Breaking the browser.
Google | User Experience & Testing, Visual Design, Web Development

Google approached nclud when we were doing what we do best: pushing the envelope of what's possible in a modern web browser. After the development and release of nclud's Beercamp 2012 site, there was quite a buzz going in the web development community based on our experiment to create a 3D rendered pop-up book entirely in Javascript and CSS.

Nothing like it had been created before, but there was one big problem: while the site was certainly revolutionary (and 100% standards compliant), it wasn't working properly in the Google Chrome browser. The Chrome team took notice and contacted us to work with them to create a patch for the browser. The resulting patch allowed the Beercamp site to work as intended and squashed a huge rendering bug in Chrome.

User Experience

Making a good first impression was critical to the Chromebook user experience.

This collaboration led Google to hire nclud to tackle another problem that they had been struggling with: the sign-up process for the Google Chromebook. Because Chromebooks rely on an entirely internet-based operating system, the first user experience a purchaser of a new Chromebook has is to be funneled through establishing a connection with an internet service provider. Unfortunately, users were struggling with the configuration wizard that greeted them when they first powered on their device. The result was tech support call volume to the Google Chrome support team that was higher than it should have been. nclud stepped in to analyze the existing user experience and process flow, and redesigned the experience to allow for a much more intuitive and user-friendly process. The results were overwhelming. Support calls dropped by more than 30% and the average time users spent between purchase and completed ISP configuration dropped by more than 23% once the newly designed process was implemented.

Google Chromebook Chrome


Google asked us to push the envelope of modern browser technology.
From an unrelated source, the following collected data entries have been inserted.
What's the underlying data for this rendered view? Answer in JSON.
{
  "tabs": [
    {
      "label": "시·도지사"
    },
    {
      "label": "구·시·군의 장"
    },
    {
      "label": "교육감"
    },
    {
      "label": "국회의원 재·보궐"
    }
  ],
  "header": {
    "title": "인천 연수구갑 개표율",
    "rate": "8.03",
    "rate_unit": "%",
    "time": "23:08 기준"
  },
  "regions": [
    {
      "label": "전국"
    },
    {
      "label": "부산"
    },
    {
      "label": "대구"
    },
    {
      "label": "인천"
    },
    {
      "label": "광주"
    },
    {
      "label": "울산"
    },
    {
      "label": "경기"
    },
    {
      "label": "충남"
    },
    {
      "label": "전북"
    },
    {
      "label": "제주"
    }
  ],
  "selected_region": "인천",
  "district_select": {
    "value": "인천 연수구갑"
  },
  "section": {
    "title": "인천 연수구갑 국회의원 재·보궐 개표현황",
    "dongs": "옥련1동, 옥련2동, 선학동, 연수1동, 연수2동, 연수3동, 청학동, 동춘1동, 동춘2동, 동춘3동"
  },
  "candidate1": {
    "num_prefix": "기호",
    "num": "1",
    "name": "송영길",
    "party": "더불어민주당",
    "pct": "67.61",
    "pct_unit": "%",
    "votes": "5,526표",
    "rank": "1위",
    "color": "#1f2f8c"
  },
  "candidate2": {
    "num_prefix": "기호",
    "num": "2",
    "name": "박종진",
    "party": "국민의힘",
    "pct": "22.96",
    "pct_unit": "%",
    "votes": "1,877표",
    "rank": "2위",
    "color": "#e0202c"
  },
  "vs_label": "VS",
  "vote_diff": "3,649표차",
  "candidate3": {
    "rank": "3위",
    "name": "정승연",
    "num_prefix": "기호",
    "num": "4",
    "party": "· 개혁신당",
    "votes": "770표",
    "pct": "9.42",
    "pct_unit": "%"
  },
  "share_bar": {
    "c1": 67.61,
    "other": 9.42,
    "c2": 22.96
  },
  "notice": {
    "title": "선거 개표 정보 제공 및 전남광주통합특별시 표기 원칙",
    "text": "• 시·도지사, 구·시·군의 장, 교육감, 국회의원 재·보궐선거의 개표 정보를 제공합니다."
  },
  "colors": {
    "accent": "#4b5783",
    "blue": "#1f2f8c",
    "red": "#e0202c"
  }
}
Our success partnering with Google on both the Chrome browser and Chromebook led to many more projects and a long standing partnership with Google. Fittingly, some of those projects brought us right back the original foundation of our relationship, when Google asked nclud to develop experimental showcases of what's technically possible on the web using the Chrome browser. Those showcases were used to demonstrate the Chrome browser's capabilities at the Google I/O conference.